Tuesday 13 December 2011

Final Textures

All of my textures were created in Adobe Photoshop at a size of 1024 pixels by 1024 pixels.

This is a wood texture. To create this I started off by selecting two wooden colours, one light and the other slightly darker. I then applied the fibres filter by going filter/ render/ fibres. In here I increased the variance slightly. I then applied a motion blur at an angle of 90 to stretch the fibres more. This created my wood but I wanted to make it look like that one panel can fit into the next one. I did this by using the rectangular marquee tool and creating a selection from top to bottom but very thin. I then filled this with black and added an inner shadow to it. I then reduced the fill of that layer and duplicated it 2 more times over my texture.


This is my marble texture. I made this making sure my foreground and background colours were black and white. I then applied the clouds filter then applied the difference clouds filter. I repeated the render clouds filter a few more times. I then duplicated this layer and chose the find edges filter. I then moved this layer behind the first and reduced the opacity of the top layer. After this I went image/ adjustment/ levels and increased the black slider and reduced the white one a bit.



This is my metal mesh texture. I made this texture by firstly creating a pattern of five circles in a smaller sized document. I then went back into my original document and filled the background with a lighter shade of black. I then made a new layer and filled it with a light grey. After this stage I added noise to it and then gave it a motion blur to stretch the noise out. I then simply went into the blending options for that layer and gave it a pattern overlay with my previously created pattern. I then selected of all the circles in the pattern and deleted them so I was left with holes. I then added the bevel and emboss option in the blending options.

This is my brick texture. I started off with an image of a red brick wall and used the rectangular marquee tool to get a long brick, and a short brick. With these two bricks, I took them into a new document and added some colour to them and added some lighting effects with the use of the channels. I then presented the bricks in the pattern of a line of short bricks then a line of long bricks. After that I used the clone tool, spot healing tool and the eraser to make each brick slightly varied in shape and pattern. I then filled the background with a light cream colour and added noise to it to give a cement effect. 

This is a texture of denim. I started to make this by filling my background with a dark blue then creating a new layer and filling that with 50% grey. I changed the blend mode to multiply for that layer. I then went filter/ sketch/ halftone pattern the added another filter to it which was the mezzo tint, found in filter/ pixelate/ mezzo tint.

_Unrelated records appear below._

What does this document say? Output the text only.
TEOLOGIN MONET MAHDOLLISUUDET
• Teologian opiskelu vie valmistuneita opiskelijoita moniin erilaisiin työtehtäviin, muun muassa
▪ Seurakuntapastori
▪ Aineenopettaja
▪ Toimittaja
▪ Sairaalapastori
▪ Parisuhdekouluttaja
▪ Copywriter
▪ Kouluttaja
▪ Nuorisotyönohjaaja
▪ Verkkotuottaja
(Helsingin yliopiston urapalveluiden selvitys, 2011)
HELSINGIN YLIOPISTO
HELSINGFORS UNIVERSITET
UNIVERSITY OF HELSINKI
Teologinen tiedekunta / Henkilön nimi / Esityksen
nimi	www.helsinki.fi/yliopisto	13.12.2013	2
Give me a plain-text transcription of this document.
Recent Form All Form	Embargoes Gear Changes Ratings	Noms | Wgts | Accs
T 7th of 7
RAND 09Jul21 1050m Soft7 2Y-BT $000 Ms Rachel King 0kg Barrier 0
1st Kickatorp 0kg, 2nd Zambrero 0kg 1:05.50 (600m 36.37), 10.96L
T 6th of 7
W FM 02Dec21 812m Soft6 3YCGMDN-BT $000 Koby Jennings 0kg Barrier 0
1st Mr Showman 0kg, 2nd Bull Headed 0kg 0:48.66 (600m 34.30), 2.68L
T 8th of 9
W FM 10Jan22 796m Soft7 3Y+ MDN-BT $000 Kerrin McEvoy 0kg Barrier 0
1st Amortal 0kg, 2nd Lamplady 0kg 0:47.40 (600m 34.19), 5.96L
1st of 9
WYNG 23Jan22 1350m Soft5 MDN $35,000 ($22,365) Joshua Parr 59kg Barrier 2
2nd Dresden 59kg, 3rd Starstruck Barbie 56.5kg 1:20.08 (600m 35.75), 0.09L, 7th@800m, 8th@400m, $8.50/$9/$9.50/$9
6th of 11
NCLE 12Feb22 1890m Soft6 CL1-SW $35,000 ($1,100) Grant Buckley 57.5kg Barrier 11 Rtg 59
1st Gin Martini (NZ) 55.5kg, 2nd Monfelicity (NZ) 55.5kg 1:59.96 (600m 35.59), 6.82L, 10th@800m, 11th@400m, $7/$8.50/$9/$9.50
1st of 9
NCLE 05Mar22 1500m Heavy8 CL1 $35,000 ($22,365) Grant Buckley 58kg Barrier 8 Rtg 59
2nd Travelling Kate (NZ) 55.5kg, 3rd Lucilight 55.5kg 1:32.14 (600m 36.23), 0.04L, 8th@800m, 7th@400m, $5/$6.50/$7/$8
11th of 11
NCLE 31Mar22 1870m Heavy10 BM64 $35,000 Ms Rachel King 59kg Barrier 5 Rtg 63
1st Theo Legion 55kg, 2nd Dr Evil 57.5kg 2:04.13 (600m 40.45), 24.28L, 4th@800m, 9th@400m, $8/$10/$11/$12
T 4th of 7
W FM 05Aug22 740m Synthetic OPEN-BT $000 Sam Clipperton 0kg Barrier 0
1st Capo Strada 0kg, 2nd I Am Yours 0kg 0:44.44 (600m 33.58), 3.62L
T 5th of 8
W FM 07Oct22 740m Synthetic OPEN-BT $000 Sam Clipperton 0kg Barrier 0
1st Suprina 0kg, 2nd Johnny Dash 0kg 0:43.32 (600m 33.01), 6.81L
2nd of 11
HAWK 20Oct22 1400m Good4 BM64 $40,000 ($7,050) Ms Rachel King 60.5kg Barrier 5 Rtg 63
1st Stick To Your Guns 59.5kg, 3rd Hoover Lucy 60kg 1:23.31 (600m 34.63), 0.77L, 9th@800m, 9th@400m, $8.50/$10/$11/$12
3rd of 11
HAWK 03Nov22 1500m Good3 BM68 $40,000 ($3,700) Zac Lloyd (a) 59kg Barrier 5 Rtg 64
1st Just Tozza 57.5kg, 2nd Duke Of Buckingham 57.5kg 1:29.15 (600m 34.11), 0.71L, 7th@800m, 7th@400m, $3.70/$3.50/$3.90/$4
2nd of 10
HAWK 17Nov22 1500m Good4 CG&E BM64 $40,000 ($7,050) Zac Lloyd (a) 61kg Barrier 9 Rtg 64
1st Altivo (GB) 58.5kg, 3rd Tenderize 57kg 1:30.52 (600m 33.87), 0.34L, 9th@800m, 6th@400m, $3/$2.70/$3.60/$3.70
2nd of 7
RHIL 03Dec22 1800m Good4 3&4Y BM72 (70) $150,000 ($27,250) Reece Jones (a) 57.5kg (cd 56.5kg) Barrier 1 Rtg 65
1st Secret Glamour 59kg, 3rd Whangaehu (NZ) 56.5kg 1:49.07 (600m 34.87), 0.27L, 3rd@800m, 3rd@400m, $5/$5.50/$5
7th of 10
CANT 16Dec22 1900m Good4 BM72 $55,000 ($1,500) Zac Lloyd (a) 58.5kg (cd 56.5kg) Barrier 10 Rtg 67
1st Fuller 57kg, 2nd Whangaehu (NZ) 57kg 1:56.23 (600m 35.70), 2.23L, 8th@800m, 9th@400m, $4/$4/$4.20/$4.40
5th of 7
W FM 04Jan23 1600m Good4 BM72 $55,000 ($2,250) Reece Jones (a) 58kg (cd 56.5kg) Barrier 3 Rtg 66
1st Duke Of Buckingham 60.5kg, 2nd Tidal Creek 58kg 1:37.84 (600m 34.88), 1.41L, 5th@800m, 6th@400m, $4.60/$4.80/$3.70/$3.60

I then duplicated this layer and rotated by 45 degrees and scaled it a bit bigger to fit the screen with no cut corners. I then changed this layers blend mode to soft light.




This is my grass texture. I created this by firstly filling my background with a green. I then added noise to it and put the amount up to 400, distribution to Gaussian and clicked the monochromatic box. I then went filter/ stylize/ wind and changed the method to stagger and the direction to from the left. I then rotated my image 90 degrees clockwise and repeated the process from applying the wind filter. I did this twice more to have blades of grass in all directions.
 




This is a texture of concrete pavement tiles. I did this by using the rounded rectangular tool to create the main shape. I then added the clouds filter to it and created a new layer with a greyish cream colour and turned the opacity down. I then went to the channels and duplicated one of them, then went into my lighting effects and selected this new channel under the texture channel option and changed my light type to directional. This gave a bumped effect to the tile. I then added grey to the background and some noise to it. After this I tiled it four times across and down then used the clone tool and the spot healing tool to make each tile different.


This is my tarmac texture. I started off making this by filling my background layer with black. I then simply added noise to it then went into the channels and duplicated one of them. Then with this selected I went back into my layers and went filter/ render/ lighting effects. In here I made my light type a directional one and changed the texture channel to my one that i had created. I then put the slider below it a more flat side rather than the mountainous side. I then created a new layer, making sure my foreground and background colours were black and a lighter shade of black, then went filter/ render/ clouds. I then reduce the opacity of this layer.


This is my rough wall texture. I started to create this by selecting 2 dark creamy brown colours. I then used the difference clouds filter a few times. After that I duplicated this layer and went filter/ stylize/ trace contour. I selected several parts of this layer with the magic wand tool, as it was separated, and deleted these selected parts. I then changed the levels of this layer and made it slightly darker. After that I gave it a drop shadow in the blending options and changed the angle to 0. This created an effect as if paint had peeled off. I then created a new layer 40% opacity and used several brushes to create scratches and dirt on the wall.

This is my glass texture. I made this by making my foreground and background colours white and a light grey. I then went filter/ render/ clouds. After that I applied a plastic wrap filter and changed the highlight strength to 8 and the detail and the smoothness to 15. I then went on to making the glass pattern. I did this by going filter/ distort/ glass. In here I edited the distortion to 20, the smoothness to1, the texture to blocks and the scaling up to 200%.